Answer: Otolaryngologists and coding experts often make the mistake of confusing incident-to rules with diagnostic testing supervision rules. But "because the diagnostic tests benefit set forth in 1861(s)(3) of the Act is separate and distinct from the incidentto benefit set forth in 1861(s)(2) of the Act, diagnostic tests need not meet the incident-to requirements," states Medicare Part B Reference Manual (from HGSAdministrators www.hgsa.com/professionals/refman/appendix-l-m.html).

When discussing audiologic function tests (92552-92557, 92561-92585, 92587-92588, 92597) and vestibular function tests with recording (92541-92548) supervision requirements, tell the representatives that these are diagnostic tests. Thus, the codes fall under the rules for physician supervision of diagnostic tests, not the incident-to rules.

Key: Depending on the requirements you meet, report the tests one of two ways:

1. When you follow supervision requirements, you must bill the audiologist's services under her personal identification number (PIN).

2. If you bill the services incident-to (under the otolaryngologist's number), you must meet the incident-to criteria - you or another physician must be present in the office suite (direct supervision).

Make sure to include the ordering physician's unique PIN on the claim, regardless of guidelines.

The Otolaryngology Coding Alert reader question you refer to should have instructed reporting 92557 (Comprehensive audiometry threshold evaluation and speech recognition [92553 and 92556 combined]) with 389.1x (Sensorineural hearing loss), using the audiologist's PIN, not incident-to the otolaryngologist.

Bust this myth: Your otolaryngologist won't lose any payment this way. Medicare does not apply the 85 percent nonphysician practitioner (NPP) reduction to audiologists.
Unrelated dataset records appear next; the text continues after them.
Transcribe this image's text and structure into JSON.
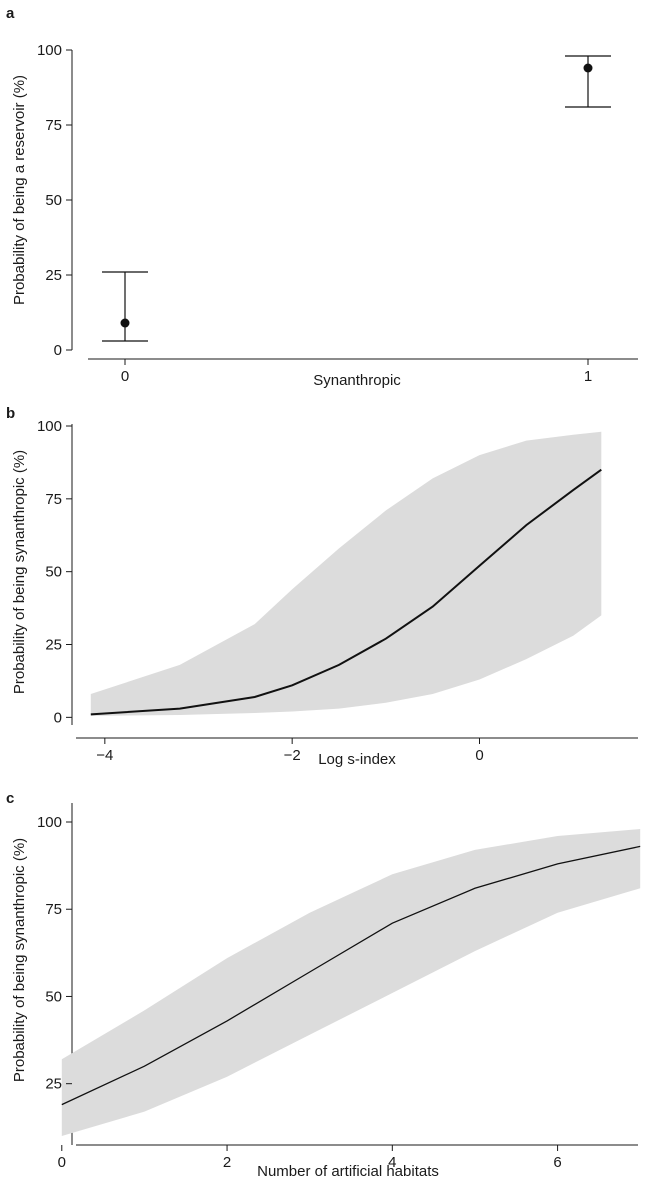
{
  "chart_data": [
    {
      "panel": "a",
      "type": "scatter",
      "xlabel": "Synanthropic",
      "ylabel": "Probability of being a reservoir (%)",
      "categories": [
        "0",
        "1"
      ],
      "ylim": [
        0,
        100
      ],
      "yticks": [
        0,
        25,
        50,
        75,
        100
      ],
      "series": [
        {
          "x": [
            "0",
            "1"
          ],
          "y": [
            9,
            94
          ],
          "lower": [
            3,
            81
          ],
          "upper": [
            26,
            98
          ]
        }
      ],
      "error_bars": true,
      "grid": false
    },
    {
      "panel": "b",
      "type": "line",
      "xlabel": "Log s-index",
      "ylabel": "Probability of being synanthropic (%)",
      "xlim": [
        -4.5,
        1.5
      ],
      "ylim": [
        -4,
        100
      ],
      "xticks": [
        -4,
        -2,
        0
      ],
      "yticks": [
        0,
        25,
        50,
        75,
        100
      ],
      "x": [
        -4.15,
        -3.2,
        -2.4,
        -2.0,
        -1.5,
        -1.0,
        -0.5,
        0.0,
        0.5,
        1.0,
        1.3
      ],
      "series": [
        {
          "values": [
            1,
            3,
            7,
            11,
            18,
            27,
            38,
            52,
            66,
            78,
            85
          ],
          "lower": [
            0.5,
            0.8,
            1.5,
            2,
            3,
            5,
            8,
            13,
            20,
            28,
            35
          ],
          "upper": [
            8,
            18,
            32,
            44,
            58,
            71,
            82,
            90,
            95,
            97,
            98
          ]
        }
      ],
      "confidence_band": true,
      "grid": false
    },
    {
      "panel": "c",
      "type": "line",
      "xlabel": "Number of artificial habitats",
      "ylabel": "Probability of being synanthropic (%)",
      "xlim": [
        -0.3,
        7.3
      ],
      "ylim": [
        8,
        100
      ],
      "xticks": [
        0,
        2,
        4,
        6
      ],
      "yticks": [
        25,
        50,
        75,
        100
      ],
      "x": [
        0,
        1,
        2,
        3,
        4,
        5,
        6,
        7
      ],
      "series": [
        {
          "values": [
            19,
            30,
            43,
            57,
            71,
            81,
            88,
            93
          ],
          "lower": [
            10,
            17,
            27,
            39,
            51,
            63,
            74,
            81
          ],
          "upper": [
            32,
            46,
            61,
            74,
            85,
            92,
            96,
            98
          ]
        }
      ],
      "confidence_band": true,
      "grid": false
    }
  ]
}
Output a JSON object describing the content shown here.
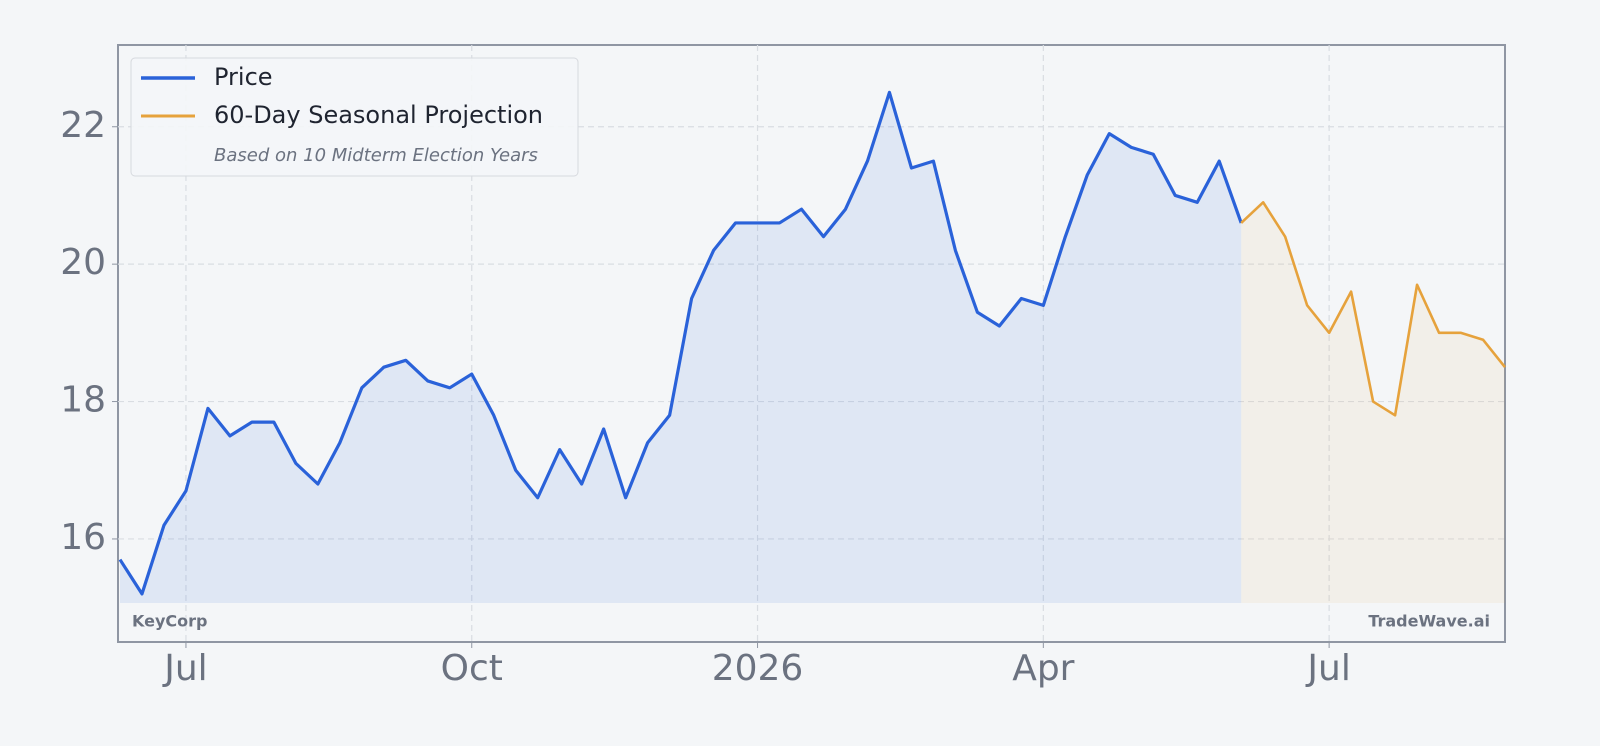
{
  "chart_data": {
    "type": "line",
    "categories": [
      null,
      null,
      null,
      "Jul",
      null,
      null,
      null,
      null,
      null,
      null,
      null,
      null,
      null,
      null,
      null,
      null,
      "Oct",
      null,
      null,
      null,
      null,
      null,
      null,
      null,
      null,
      null,
      null,
      null,
      null,
      "2026",
      null,
      null,
      null,
      null,
      null,
      null,
      null,
      null,
      null,
      null,
      null,
      null,
      "Apr",
      null,
      null,
      null,
      null,
      null,
      null,
      null,
      null,
      null,
      null,
      null,
      null,
      "Jul",
      null,
      null,
      null,
      null,
      null,
      null,
      null,
      null
    ],
    "series": [
      {
        "name": "Price",
        "color": "#2a62d9",
        "values": [
          15.7,
          15.2,
          16.2,
          16.7,
          17.9,
          17.5,
          17.7,
          17.7,
          17.1,
          16.8,
          17.4,
          18.2,
          18.5,
          18.6,
          18.3,
          18.2,
          18.4,
          17.8,
          17.0,
          16.6,
          17.3,
          16.8,
          17.6,
          16.6,
          17.4,
          17.8,
          19.5,
          20.2,
          20.6,
          20.6,
          20.6,
          20.8,
          20.4,
          20.8,
          21.5,
          22.5,
          21.4,
          21.5,
          20.2,
          19.3,
          19.1,
          19.5,
          19.4,
          20.4,
          21.3,
          21.9,
          21.7,
          21.6,
          21.0,
          20.9,
          21.5,
          20.6,
          null,
          null,
          null,
          null,
          null,
          null,
          null,
          null,
          null,
          null,
          null,
          null
        ]
      },
      {
        "name": "60-Day Seasonal Projection",
        "color": "#e6a23c",
        "values": [
          null,
          null,
          null,
          null,
          null,
          null,
          null,
          null,
          null,
          null,
          null,
          null,
          null,
          null,
          null,
          null,
          null,
          null,
          null,
          null,
          null,
          null,
          null,
          null,
          null,
          null,
          null,
          null,
          null,
          null,
          null,
          null,
          null,
          null,
          null,
          null,
          null,
          null,
          null,
          null,
          null,
          null,
          null,
          null,
          null,
          null,
          null,
          null,
          null,
          null,
          null,
          20.6,
          20.9,
          20.4,
          19.4,
          19.0,
          19.6,
          18.0,
          17.8,
          19.7,
          19.0,
          19.0,
          18.9,
          18.5
        ]
      }
    ],
    "legend_note": "Based on 10 Midterm Election Years",
    "annotations": [
      "KeyCorp",
      "TradeWave.ai"
    ],
    "ylim": [
      14.5,
      23.19
    ],
    "yticks": [
      16,
      18,
      20,
      22
    ],
    "grid": true,
    "legend": "upper left"
  }
}
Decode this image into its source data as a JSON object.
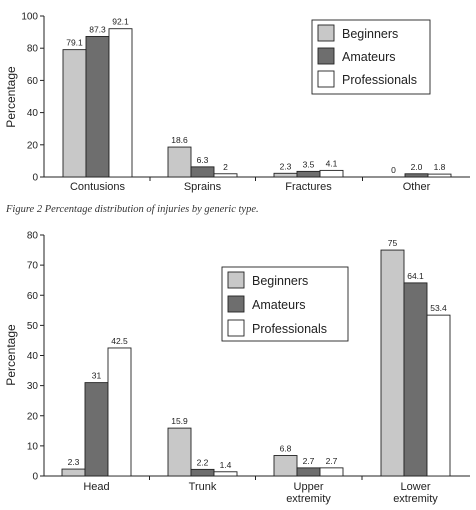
{
  "caption": "Figure 2   Percentage distribution of injuries by generic type.",
  "colors": {
    "beginners": "#c8c8c8",
    "amateurs": "#6e6e6e",
    "professionals": "#ffffff",
    "stroke": "#222222"
  },
  "chart_data": [
    {
      "type": "bar",
      "title": "",
      "xlabel": "",
      "ylabel": "Percentage",
      "ylim": [
        0,
        100
      ],
      "yticks": [
        0,
        20,
        40,
        60,
        80,
        100
      ],
      "grid": false,
      "legend": "top-right",
      "categories": [
        "Contusions",
        "Sprains",
        "Fractures",
        "Other"
      ],
      "series": [
        {
          "name": "Beginners",
          "values": [
            79.1,
            18.6,
            2.3,
            0
          ],
          "labels": [
            "79.1",
            "18.6",
            "2.3",
            "0"
          ]
        },
        {
          "name": "Amateurs",
          "values": [
            87.3,
            6.3,
            3.5,
            2.0
          ],
          "labels": [
            "87.3",
            "6.3",
            "3.5",
            "2.0"
          ]
        },
        {
          "name": "Professionals",
          "values": [
            92.1,
            2,
            4.1,
            1.8
          ],
          "labels": [
            "92.1",
            "2",
            "4.1",
            "1.8"
          ]
        }
      ]
    },
    {
      "type": "bar",
      "title": "",
      "xlabel": "",
      "ylabel": "Percentage",
      "ylim": [
        0,
        80
      ],
      "yticks": [
        0,
        10,
        20,
        30,
        40,
        50,
        60,
        70,
        80
      ],
      "grid": false,
      "legend": "center",
      "categories": [
        [
          "Head"
        ],
        [
          "Trunk"
        ],
        [
          "Upper",
          "extremity"
        ],
        [
          "Lower",
          "extremity"
        ]
      ],
      "series": [
        {
          "name": "Beginners",
          "values": [
            2.3,
            15.9,
            6.8,
            75
          ],
          "labels": [
            "2.3",
            "15.9",
            "6.8",
            "75"
          ]
        },
        {
          "name": "Amateurs",
          "values": [
            31,
            2.2,
            2.7,
            64.1
          ],
          "labels": [
            "31",
            "2.2",
            "2.7",
            "64.1"
          ]
        },
        {
          "name": "Professionals",
          "values": [
            42.5,
            1.4,
            2.7,
            53.4
          ],
          "labels": [
            "42.5",
            "1.4",
            "2.7",
            "53.4"
          ]
        }
      ]
    }
  ]
}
To have the carrier assign the benefits to the otolaryngologist, complete an 855R.

Because an audiologist performs your ABRs (92585, Auditory evoked potentials for evoked response audiometry and/or testing of the central nervous system; comprehensive) and ENGs (92541-92546, 92548), you may want to always report audiologic tests using her PIN. Filing claims this way identifies exactly who conducts the test and avoids risking incident-to scrutiny. In short, billing under the audiologist's PIN is the cleanest submission method.